Bob flew in from Chicago Thursday night so that I could take a much needed trip to NY to visit my family. I hitched a ride with my parents, who were planning a trip out East anyway, and spent 3.5 days without my husband or children. It was a much needed break. It was nice to be able to be surrounded by the family that I spend much of my childhood around, and to only have to worry about myself.
I think my favorite part of this weekend though,was coming home Monday afternoon and being part of our normal family again. The family that we were up until last August. The family that ate a meal together and prepared for the next school day together. The husband and wife duo that tucked in their children together, and that got up with them in the morning. The partners that helped make breakfast, pack lunches, and got kids off to school this morning. It was so wonderful to not have to do it all on my own. I appreciated the balance of shared responsibilities with a deeper sense of awe and respect than I ever have.
Not every family is split so evenly like my husband and I are. In some families it is the Mommy that seems to slack off consistently and in some families it is the Daddy that seems to forget that, yes, he is indeed a father, and with that comes certain responsibilities. My husband and I are a team, through and through. Where he is weak I am strong, and where I am weak he is strong. He is a great partner, that man of mine, and I am blessed to have married a man who is a great father. I don't ever have to worry when I leave that he won't be able to care for our children and home. Things run smoothly when I am gone, and he left as the sole parent. For that I am grateful. I am also grateful that when we are home together we each share half of the responsibility of taking care of our children. When I am tucking the girls into bed he is saying good night to the boys, and vice versa.

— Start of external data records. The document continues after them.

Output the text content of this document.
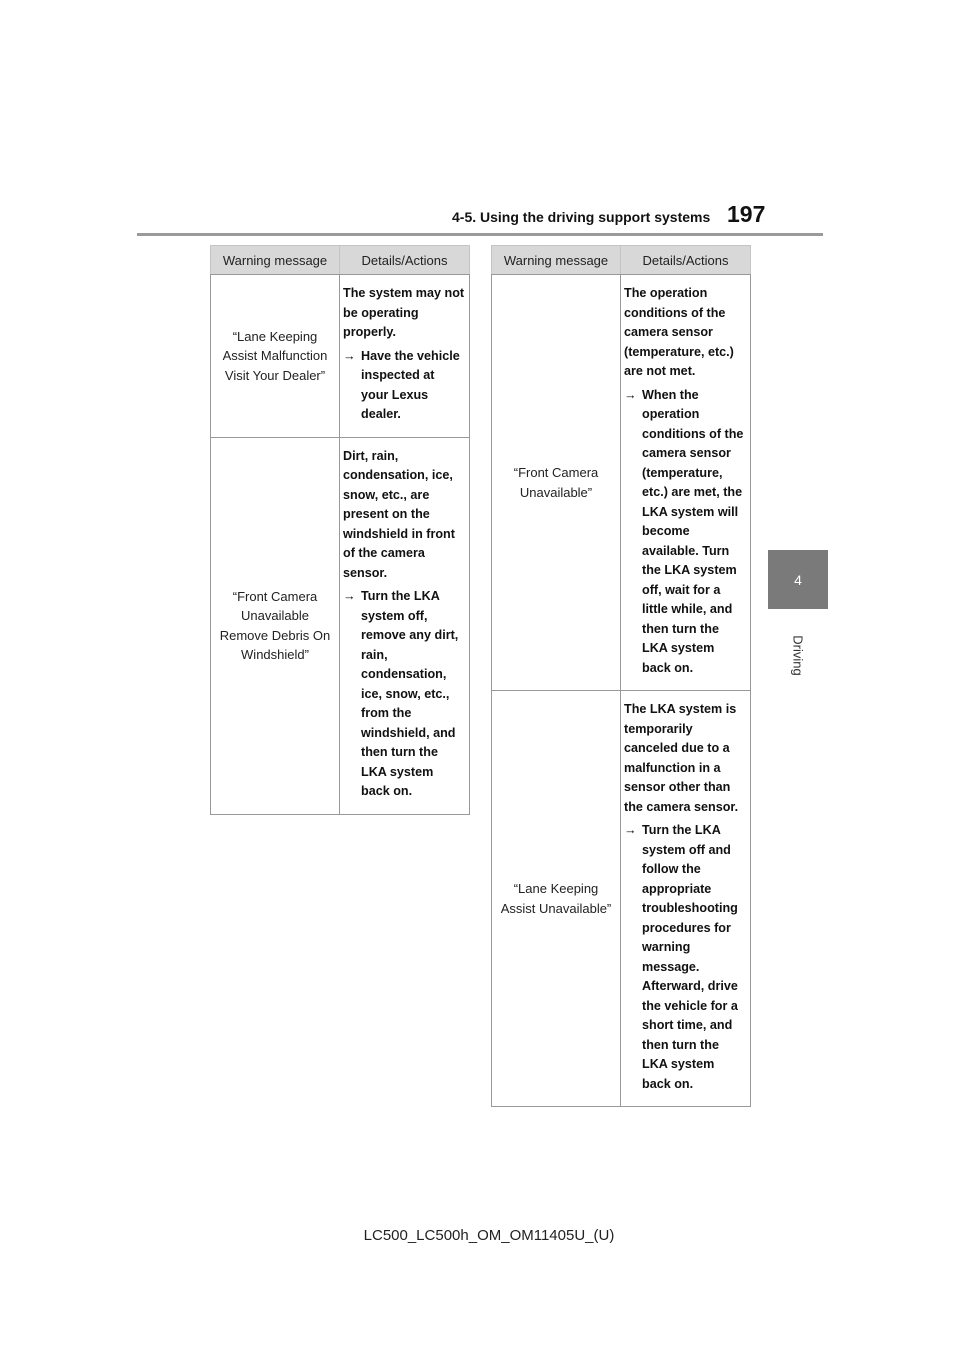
4-5. Using the driving support systems 197
4
Driving
Warning message	Details/Actions
“Lane Keeping Assist Malfunction Visit Your Dealer”	The system may not be operating properly.
→ Have the vehicle inspected at your Lexus dealer.

“Front Camera Unavailable Remove Debris On Windshield”	Dirt, rain, condensation, ice, snow, etc., are present on the windshield in front of the camera sensor.
→ Turn the LKA system off, remove any dirt, rain, condensation, ice, snow, etc., from the windshield, and then turn the LKA system back on.
Warning message	Details/Actions
“Front Camera Unavailable”	The operation conditions of the camera sensor (temperature, etc.) are not met.
→ When the operation conditions of the camera sensor (temperature, etc.) are met, the LKA system will become available. Turn the LKA system off, wait for a little while, and then turn the LKA system back on.

“Lane Keeping Assist Unavailable”	The LKA system is temporarily canceled due to a malfunction in a sensor other than the camera sensor.
→ Turn the LKA system off and follow the appropriate troubleshooting procedures for warning message. Afterward, drive the vehicle for a short time, and then turn the LKA system back on.
LC500_LC500h_OM_OM11405U_(U)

When I am assisting in getting kids ready for their day he is running others to school.
I am so excited that in 17 days he will be home with our family. I am excited that I will have my comrade-in-arms with me every day. I have missed him a lot, and I have no idea how I have soldiered on without him for so long. I have learned a lot these past 7 months, but one of the greatest lessons I have learned is how important my nuclear family is to me, and how very much I value them all.